VABRA note: VABRA stands for Vectorized Adaptive Bases Registration Algorithm - a deformable registration algorithm, which is an intensity-based nonrigid registration algorithm. As an output, it returns a registered image and the applied deformation field. For more information, refer to the VABRA web site.
MIPAV API note: for API information regarding MIPAV VABRA algorithm, refer to VABRA API.
After computing the deformation field, MIPAV creates the following files:
They make the input for the EPI distortion correction algorithm.
This module estimates the diffusion tensor model from a given DWI Volume. The result is a tensor volume that can be used to compute different anisotropy measurements, for example Fractional Anisotropy, and also perform fiber tractography.
The following algorithms (available via the DTI algorithm drop-down menu) are used in the pipeline:
Weighed, noise-reduction - this is the default method used in MIPAV DTI pipeline. It is based on the book by S. Mori, "Introduction to Diffusion Tensor Imaging".
LLMSE - is based on CATNAP pipeline.
The following 3 methods have been ported from Camino. Camino is a fully-featured toolkit for Diffusion MR processing and reconstruction. For more information, refer to: Cook et al (2006).
CAMINO: Linear - this algorithm uses unweighted linear least-squares to fit the diffusion tensor to the log measurements. The algorithm is based on the method explained in the paper by Basser P.J., Mattielo J., and Lebihan D. (1994).
CAMINO: Non-linear - this method provides more accurate noise modelling than Linear fitting. The algorithm is based on the method explained in papers by Jones and Basser (2004) and Alexander and Barker (2005).
CAMINO: Restore - this algorithm fits the diffusion tensor robustly in the presence of outliers, for more information refer to the CAMINO Tutorial. The algorithm is based on the method explained in the paper by Chang, Jones and Pierpaoli (2005).
CAMINO: Weighed linear - this algorithm uses a weighted linear fit, as originally proposed by Jones and Basser (2004).
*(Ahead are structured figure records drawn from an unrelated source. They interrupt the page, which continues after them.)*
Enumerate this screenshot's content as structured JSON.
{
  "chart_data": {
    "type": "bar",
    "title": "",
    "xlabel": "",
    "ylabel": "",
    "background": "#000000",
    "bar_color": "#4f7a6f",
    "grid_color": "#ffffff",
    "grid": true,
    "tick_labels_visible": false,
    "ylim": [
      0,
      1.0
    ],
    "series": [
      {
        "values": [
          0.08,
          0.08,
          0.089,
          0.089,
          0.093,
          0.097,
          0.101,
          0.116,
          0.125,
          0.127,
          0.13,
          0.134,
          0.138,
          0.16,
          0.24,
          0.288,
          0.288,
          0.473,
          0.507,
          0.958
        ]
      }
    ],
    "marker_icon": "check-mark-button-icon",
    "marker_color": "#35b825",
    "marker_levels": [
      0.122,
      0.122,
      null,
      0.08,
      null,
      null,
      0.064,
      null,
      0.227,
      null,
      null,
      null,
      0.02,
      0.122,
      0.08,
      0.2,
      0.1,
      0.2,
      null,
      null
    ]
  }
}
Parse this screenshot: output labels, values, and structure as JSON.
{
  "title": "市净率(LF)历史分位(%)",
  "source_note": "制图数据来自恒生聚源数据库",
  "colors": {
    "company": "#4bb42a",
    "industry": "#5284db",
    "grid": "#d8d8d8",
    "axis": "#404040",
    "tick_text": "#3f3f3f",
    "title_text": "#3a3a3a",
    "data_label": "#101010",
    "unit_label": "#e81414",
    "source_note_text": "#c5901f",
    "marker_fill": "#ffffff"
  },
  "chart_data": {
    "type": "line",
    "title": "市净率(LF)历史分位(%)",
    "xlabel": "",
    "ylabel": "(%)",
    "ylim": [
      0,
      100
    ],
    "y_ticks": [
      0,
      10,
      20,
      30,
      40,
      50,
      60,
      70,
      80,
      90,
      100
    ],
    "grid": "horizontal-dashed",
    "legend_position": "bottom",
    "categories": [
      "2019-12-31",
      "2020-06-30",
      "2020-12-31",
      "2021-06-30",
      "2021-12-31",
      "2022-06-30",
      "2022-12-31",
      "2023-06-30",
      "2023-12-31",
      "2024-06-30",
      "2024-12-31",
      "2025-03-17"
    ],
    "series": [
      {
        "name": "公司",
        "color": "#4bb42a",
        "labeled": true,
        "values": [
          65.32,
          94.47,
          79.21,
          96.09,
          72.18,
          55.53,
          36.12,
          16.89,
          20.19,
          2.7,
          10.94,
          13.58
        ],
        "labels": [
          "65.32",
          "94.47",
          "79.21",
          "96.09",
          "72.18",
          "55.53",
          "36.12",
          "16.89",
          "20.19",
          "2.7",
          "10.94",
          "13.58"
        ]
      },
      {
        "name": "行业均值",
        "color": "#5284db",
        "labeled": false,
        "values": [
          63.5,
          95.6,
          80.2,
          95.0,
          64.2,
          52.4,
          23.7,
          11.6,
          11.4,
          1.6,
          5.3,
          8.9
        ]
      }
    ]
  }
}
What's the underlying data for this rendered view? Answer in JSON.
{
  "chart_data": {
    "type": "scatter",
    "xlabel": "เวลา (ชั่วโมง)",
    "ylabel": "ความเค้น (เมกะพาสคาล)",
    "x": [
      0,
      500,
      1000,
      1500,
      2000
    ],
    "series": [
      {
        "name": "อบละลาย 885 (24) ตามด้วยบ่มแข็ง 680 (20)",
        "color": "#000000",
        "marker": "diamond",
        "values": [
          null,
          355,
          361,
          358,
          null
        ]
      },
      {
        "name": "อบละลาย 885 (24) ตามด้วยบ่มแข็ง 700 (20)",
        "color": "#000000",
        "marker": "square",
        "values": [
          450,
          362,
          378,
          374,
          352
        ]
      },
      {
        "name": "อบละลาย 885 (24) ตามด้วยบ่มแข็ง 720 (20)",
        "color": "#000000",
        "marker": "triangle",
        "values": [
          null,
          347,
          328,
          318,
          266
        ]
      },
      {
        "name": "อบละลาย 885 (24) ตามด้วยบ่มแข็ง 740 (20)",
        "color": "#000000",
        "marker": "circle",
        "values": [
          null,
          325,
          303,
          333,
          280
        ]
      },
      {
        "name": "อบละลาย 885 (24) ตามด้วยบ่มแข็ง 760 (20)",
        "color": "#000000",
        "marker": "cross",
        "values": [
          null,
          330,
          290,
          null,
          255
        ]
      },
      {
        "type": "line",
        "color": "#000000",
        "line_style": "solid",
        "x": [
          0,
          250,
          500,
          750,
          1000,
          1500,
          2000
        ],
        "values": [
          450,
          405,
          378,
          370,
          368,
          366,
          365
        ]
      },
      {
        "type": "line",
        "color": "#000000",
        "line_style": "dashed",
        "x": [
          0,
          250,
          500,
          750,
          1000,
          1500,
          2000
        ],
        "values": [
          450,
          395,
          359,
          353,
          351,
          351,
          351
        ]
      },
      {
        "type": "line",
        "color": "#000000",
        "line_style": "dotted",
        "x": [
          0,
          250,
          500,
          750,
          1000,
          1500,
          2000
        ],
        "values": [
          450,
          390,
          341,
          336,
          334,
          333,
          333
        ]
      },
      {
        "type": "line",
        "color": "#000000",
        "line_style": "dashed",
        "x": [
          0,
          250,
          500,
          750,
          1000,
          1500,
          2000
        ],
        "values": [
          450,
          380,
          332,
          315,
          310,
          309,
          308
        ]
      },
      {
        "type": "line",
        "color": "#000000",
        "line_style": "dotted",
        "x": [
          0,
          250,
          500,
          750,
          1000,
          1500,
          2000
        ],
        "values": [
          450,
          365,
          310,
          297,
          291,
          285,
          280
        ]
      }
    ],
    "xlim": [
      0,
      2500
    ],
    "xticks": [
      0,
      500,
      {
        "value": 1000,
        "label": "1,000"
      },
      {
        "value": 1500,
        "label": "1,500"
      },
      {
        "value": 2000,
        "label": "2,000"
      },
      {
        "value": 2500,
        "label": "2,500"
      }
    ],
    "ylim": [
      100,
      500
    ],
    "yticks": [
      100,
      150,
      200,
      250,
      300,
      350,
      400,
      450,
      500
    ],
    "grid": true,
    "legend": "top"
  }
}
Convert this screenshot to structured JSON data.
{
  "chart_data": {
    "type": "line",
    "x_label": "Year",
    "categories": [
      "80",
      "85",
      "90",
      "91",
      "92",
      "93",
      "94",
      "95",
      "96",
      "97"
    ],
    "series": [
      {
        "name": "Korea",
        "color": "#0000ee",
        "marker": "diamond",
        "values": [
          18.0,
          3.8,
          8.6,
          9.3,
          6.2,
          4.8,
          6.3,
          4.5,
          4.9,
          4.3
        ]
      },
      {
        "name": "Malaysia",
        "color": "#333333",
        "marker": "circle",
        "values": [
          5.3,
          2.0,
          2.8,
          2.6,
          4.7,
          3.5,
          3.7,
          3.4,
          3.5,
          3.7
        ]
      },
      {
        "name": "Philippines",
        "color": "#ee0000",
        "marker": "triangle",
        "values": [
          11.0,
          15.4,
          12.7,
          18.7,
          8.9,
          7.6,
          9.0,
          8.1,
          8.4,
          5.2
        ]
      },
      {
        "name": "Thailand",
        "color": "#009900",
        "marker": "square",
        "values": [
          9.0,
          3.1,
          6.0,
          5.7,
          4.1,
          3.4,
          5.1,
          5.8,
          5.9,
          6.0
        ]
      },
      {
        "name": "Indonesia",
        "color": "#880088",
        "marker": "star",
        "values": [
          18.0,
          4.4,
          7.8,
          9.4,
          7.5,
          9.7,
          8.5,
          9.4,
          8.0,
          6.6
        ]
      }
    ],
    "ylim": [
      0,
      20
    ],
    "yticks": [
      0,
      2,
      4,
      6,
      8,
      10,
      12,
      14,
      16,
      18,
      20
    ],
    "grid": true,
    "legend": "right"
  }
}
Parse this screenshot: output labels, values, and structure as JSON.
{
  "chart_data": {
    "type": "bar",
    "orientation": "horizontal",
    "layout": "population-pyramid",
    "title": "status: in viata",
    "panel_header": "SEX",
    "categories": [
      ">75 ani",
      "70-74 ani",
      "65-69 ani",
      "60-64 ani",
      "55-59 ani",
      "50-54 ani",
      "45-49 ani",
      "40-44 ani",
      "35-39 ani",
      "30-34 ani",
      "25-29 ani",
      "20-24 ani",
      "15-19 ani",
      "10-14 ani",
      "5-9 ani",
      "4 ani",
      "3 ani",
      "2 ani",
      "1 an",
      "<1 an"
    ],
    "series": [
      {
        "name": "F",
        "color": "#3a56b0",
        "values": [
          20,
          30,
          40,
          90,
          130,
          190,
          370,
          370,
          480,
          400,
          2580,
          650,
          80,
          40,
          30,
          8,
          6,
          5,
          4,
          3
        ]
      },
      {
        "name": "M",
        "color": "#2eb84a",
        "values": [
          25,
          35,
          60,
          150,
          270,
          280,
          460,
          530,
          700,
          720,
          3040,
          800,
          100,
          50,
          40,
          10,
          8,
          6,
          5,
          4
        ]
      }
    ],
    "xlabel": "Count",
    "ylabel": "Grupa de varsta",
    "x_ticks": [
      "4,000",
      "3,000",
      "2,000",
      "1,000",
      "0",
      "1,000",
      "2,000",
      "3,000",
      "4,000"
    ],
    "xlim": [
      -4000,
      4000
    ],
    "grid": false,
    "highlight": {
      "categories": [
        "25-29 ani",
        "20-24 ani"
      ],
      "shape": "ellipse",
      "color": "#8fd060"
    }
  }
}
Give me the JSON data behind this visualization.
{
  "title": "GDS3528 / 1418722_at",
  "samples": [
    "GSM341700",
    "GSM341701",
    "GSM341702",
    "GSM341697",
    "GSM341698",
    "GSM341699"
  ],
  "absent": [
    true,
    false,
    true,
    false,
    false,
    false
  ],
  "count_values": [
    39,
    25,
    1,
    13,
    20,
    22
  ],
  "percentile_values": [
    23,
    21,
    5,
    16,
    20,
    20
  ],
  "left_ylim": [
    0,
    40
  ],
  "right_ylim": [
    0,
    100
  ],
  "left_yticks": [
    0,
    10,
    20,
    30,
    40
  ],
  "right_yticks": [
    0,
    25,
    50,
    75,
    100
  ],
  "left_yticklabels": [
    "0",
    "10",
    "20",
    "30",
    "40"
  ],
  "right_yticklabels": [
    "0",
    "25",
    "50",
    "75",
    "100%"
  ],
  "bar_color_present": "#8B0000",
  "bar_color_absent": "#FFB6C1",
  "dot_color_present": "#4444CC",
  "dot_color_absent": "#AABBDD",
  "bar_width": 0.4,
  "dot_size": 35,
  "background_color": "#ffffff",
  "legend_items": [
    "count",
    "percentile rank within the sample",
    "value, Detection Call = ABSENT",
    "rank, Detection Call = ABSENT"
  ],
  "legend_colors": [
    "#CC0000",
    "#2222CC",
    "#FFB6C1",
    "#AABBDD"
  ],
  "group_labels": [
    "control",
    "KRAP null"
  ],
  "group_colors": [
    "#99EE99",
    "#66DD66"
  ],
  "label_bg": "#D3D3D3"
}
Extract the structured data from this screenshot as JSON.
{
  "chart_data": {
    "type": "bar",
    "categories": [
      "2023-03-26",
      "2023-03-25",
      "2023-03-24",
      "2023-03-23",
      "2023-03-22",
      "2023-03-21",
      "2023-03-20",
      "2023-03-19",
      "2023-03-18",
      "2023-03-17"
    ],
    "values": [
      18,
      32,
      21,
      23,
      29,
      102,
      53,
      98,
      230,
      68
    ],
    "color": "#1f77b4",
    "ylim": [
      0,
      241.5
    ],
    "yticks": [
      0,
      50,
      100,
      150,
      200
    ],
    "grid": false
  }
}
The following output options available for all tensor estimation algorithms:
The following output options available only for tensor estimation algorithms based on CAMINO code:
The user could use the following check boxes to specify what kind of images they want to create/display.
Output options | |||||
---|---|---|---|---|---|
Create ADC image | Display ADC image | ||||
Create Color image | Display Color image | ||||
Create Eigen Value image | Display Eigen Value image | ||||
Create Eigen Vector image | Display Eigen Vector image | ||||
Create RA image | Display RA image | ||||
Create FA image | Display FA image | ||||
Create Trace image | Display Trace image | ||||
Create VR image | Display VR image |
Please refer to the GPU computing page in order to learn how to enable MIPAV GPU Volume Renderer required for DTI visualization.
This is the final step of the MIPAV DTI pipeline. It allows the user to specify Volumes of Interests (VOIs) and to display fibers tracts going through a specific VOI. The users can also seed individual fiber tracts based on mouse clicks. In visualization, local diffusivity of the white matter is represented by glyphs including ellipses cylinders, lines, tubes, and arrows.
In this panel, the user is asked to upload the following images created in the Tensor Statistics panel: tensor image, color image, EVector image, FA image EValue image, and T2 image, which is the original T2 image. Note that in the most cases, MIPAV will upload these images automatically.
After uploading all images, press the Load button to start visualization.